Intuit has posted a piece about the rising class of "hobbypreneurs" in their Future of Small Business series of articles. The definition is tricky to pin down (but isn't "Maker" too?) so the article is a useful read if you've ever struggled with your own classification.
The full report (warning:PDF) provides some deeper insight into the rising subculture.
An analysis of the exhibitors of the 2009 Maker Faire in San Mateo found, unsurprisingly, that 75% were in business already or were testing the waters for their commercial venture.
Most telling is that 55% of exhibitors were "small" companies or sole proprietorships. This clearly demonstrates the niche nature of a great deal of Maler culture. Intuit's takeaway is that niche markets for the DIY lot are on the rise for 6 reasons:
1. Technology advances lower cost of entry to Make things
2. Technology advances dramatically reduce or eliminate non-manufacturing costs of doing business for small companies
3. Social Networks and highly specific online communities answer the tough questions faster. I'll also throw in that meatspace technology communities are on the rise too: witness the TechShop franchise, hackerspaces worldwide, 2600, Dorkbot, robotics clubs, etc.
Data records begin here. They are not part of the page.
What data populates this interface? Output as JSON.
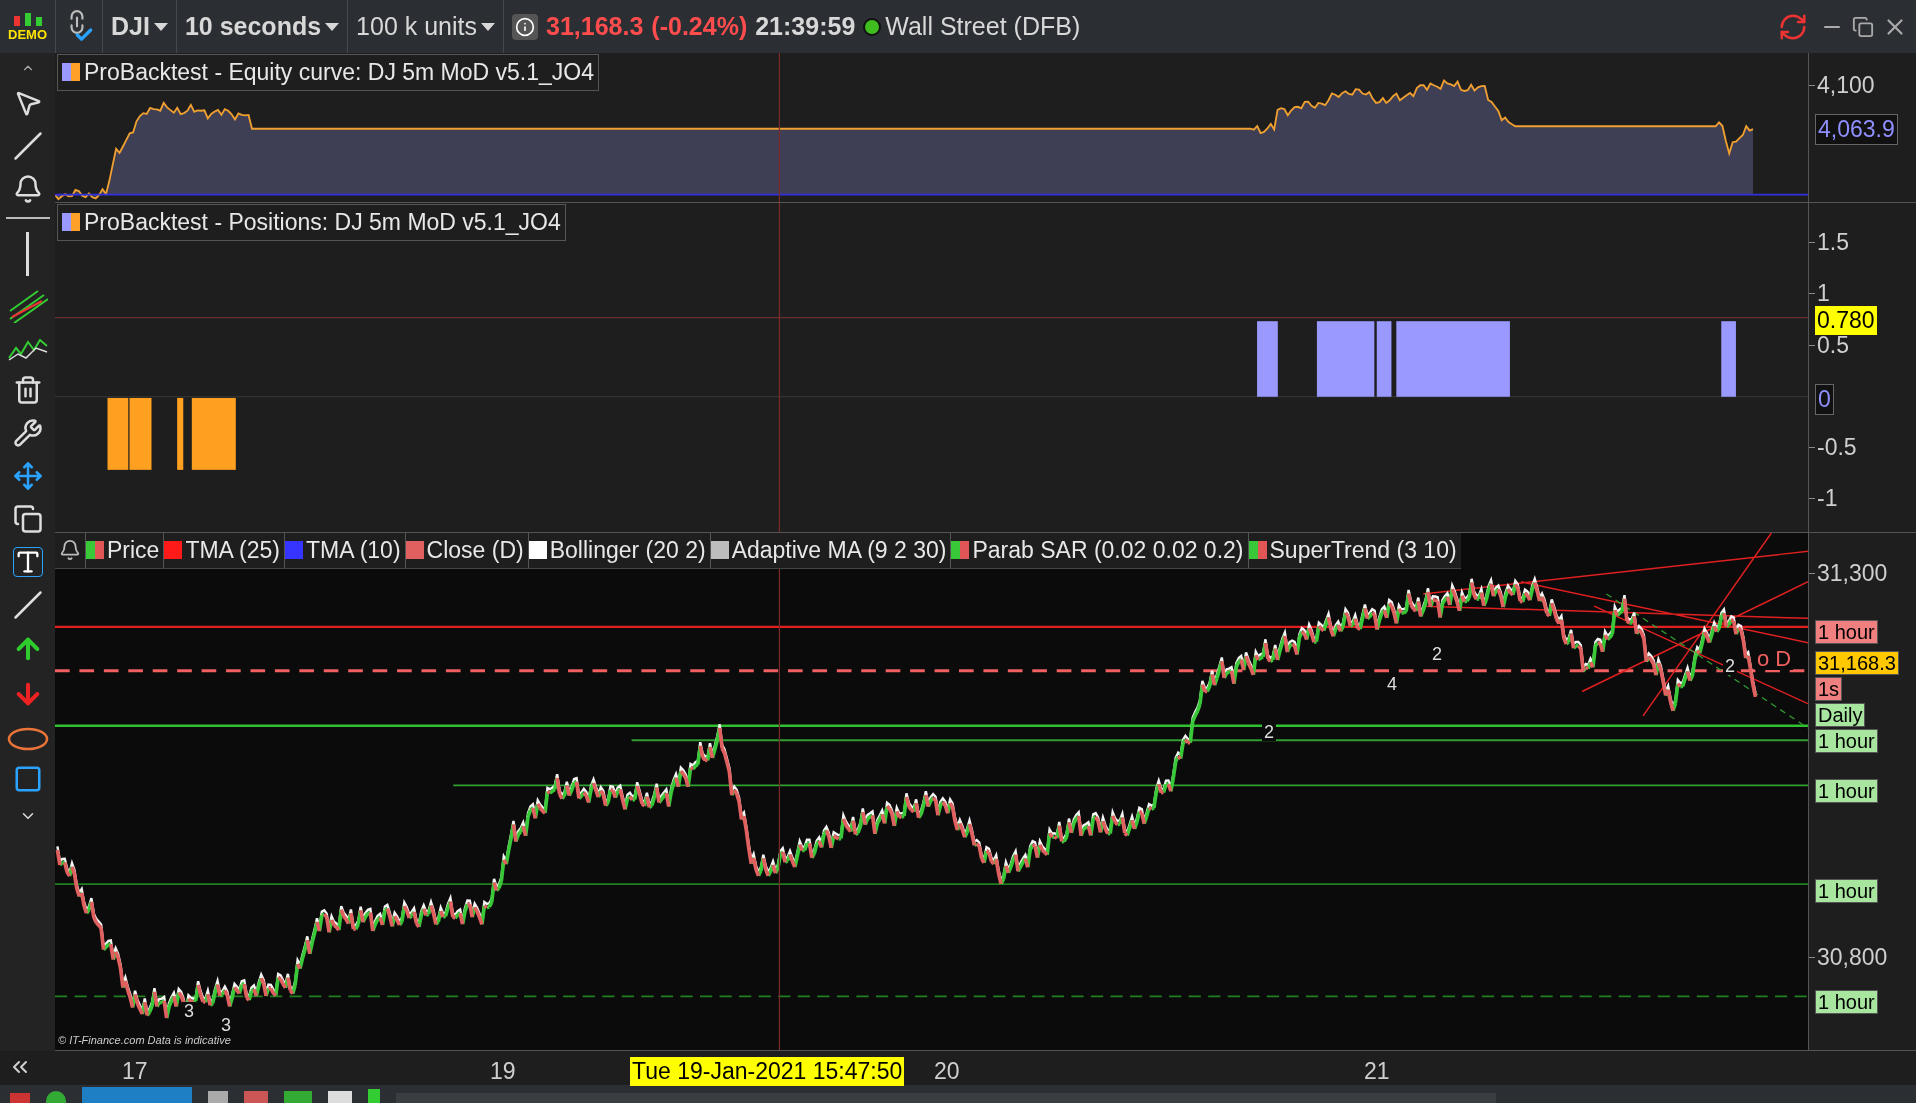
{
  "top_bar": {
    "logo_text": "DEMO",
    "symbol": "DJI",
    "timeframe": "10 seconds",
    "units": "100 k units",
    "price": "31,168.3",
    "change": "(-0.24%)",
    "time": "21:39:59",
    "market": "Wall Street (DFB)"
  },
  "equity_panel": {
    "title": "ProBacktest - Equity curve: DJ 5m MoD v5.1_JO4",
    "axis_ticks": [
      "4,100"
    ],
    "value_tag": "4,063.9"
  },
  "positions_panel": {
    "title": "ProBacktest - Positions: DJ 5m MoD v5.1_JO4",
    "axis_ticks": [
      "1.5",
      "1",
      "0.5",
      "-0.5",
      "-1"
    ],
    "value_tag": "0.780",
    "zero_tag": "0"
  },
  "price_panel": {
    "legend": [
      {
        "label": "Price",
        "kind": "split",
        "color": "#e05555"
      },
      {
        "label": "TMA (25)",
        "kind": "solid",
        "color": "#ff1a1a"
      },
      {
        "label": "TMA (10)",
        "kind": "solid",
        "color": "#3535ff"
      },
      {
        "label": "Close (D)",
        "kind": "solid",
        "color": "#e06060"
      },
      {
        "label": "Bollinger (20 2)",
        "kind": "solid",
        "color": "#ffffff"
      },
      {
        "label": "Adaptive MA (9 2 30)",
        "kind": "solid",
        "color": "#bdbdbd"
      },
      {
        "label": "Parab SAR (0.02 0.02 0.2)",
        "kind": "split",
        "color": "#e05555"
      },
      {
        "label": "SuperTrend (3 10)",
        "kind": "split",
        "color": "#e05555"
      }
    ],
    "annotations": [
      "3",
      "3",
      "2",
      "4",
      "2",
      "2",
      "o D"
    ],
    "credit": "© IT-Finance.com Data is indicative",
    "axis_ticks": [
      "31,300",
      "30,800"
    ],
    "axis_tags": [
      {
        "text": "1 hour",
        "kind": "red"
      },
      {
        "text": "31,168.3",
        "kind": "yellow"
      },
      {
        "text": "1s",
        "kind": "red"
      },
      {
        "text": "Daily",
        "kind": "green"
      },
      {
        "text": "1 hour",
        "kind": "green"
      },
      {
        "text": "1 hour",
        "kind": "green"
      },
      {
        "text": "1 hour",
        "kind": "green"
      },
      {
        "text": "1 hour",
        "kind": "green"
      }
    ]
  },
  "x_axis": {
    "labels": [
      "17",
      "19",
      "20",
      "21"
    ],
    "cursor_tag": "Tue 19-Jan-2021 15:47:50"
  }
}
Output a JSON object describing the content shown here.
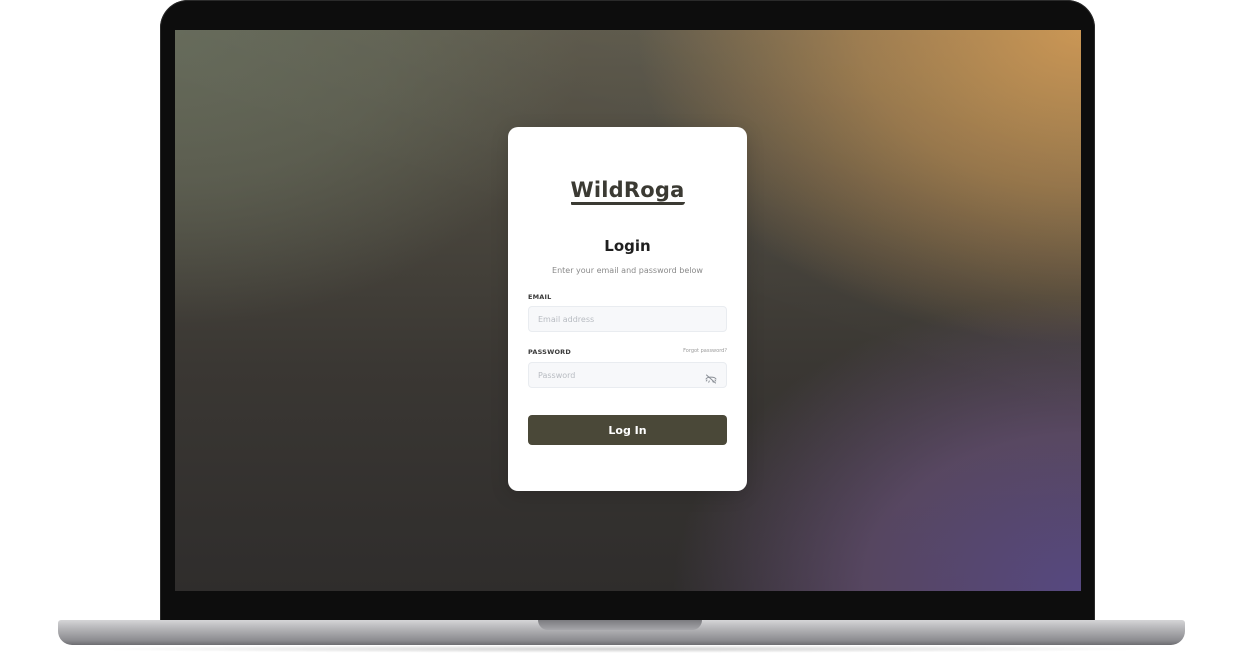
{
  "brand": {
    "logo_text": "WildRoga",
    "primary_color": "#4a4838"
  },
  "login": {
    "title": "Login",
    "subtitle": "Enter your email and password below",
    "email_label": "EMAIL",
    "email_placeholder": "Email address",
    "email_value": "",
    "password_label": "PASSWORD",
    "password_placeholder": "Password",
    "password_value": "",
    "forgot_password_link": "Forgot password?",
    "password_toggle_icon": "eye-off-icon",
    "submit_label": "Log In"
  }
}
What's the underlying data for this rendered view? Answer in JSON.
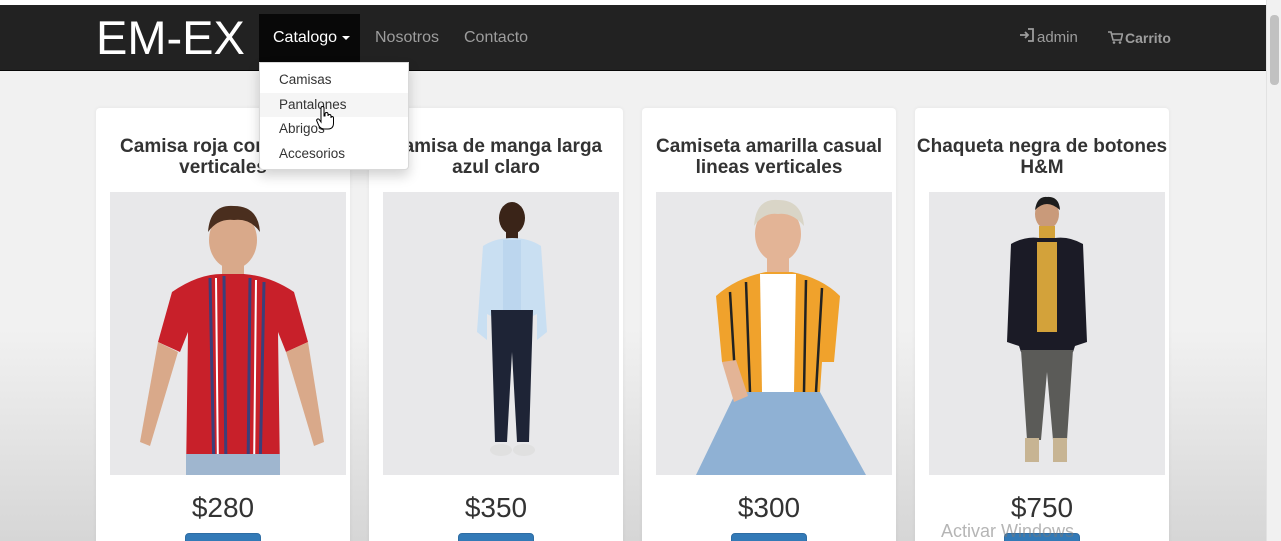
{
  "brand": "EM-EX",
  "nav": {
    "catalogo": "Catalogo",
    "nosotros": "Nosotros",
    "contacto": "Contacto",
    "admin": "admin",
    "carrito": "Carrito"
  },
  "dropdown": {
    "items": [
      "Camisas",
      "Pantalones",
      "Abrigos",
      "Accesorios"
    ],
    "hovered": "Pantalones"
  },
  "products": [
    {
      "title": "Camisa roja con lineas verticales",
      "price": "$280"
    },
    {
      "title": "Camisa de manga larga azul claro",
      "price": "$350"
    },
    {
      "title": "Camiseta amarilla casual lineas verticales",
      "price": "$300"
    },
    {
      "title": "Chaqueta negra de botones H&M",
      "price": "$750"
    }
  ],
  "watermark": "Activar Windows",
  "colors": {
    "navbar": "#222222",
    "navbar_active": "#080808",
    "button_primary": "#337ab7"
  }
}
4. The down-economy again shows how small boats can turn faster than giant ships. Agile and inherently adaptible Makers slide into the newly open niches with ease
5. The Baby Boomers don't need to or desire (depending on your lot in life) to stop working at "retirement" age. For reasons 1 & 2 above they can affordably turn a lifelong hobby into a profitable venture. And there's lots of 'em. Some of the most excited Makers I've met are in this category! I've met octogenarian ShopBotters! Awesome!
6. Quirky (fleeting?) interest in fringe areas demands agile companies to accomodate by making unique or small-run product. See #4.
So now what are you going to bring to our Make Faire? You are the person with the unique idea that will change people's lives. You.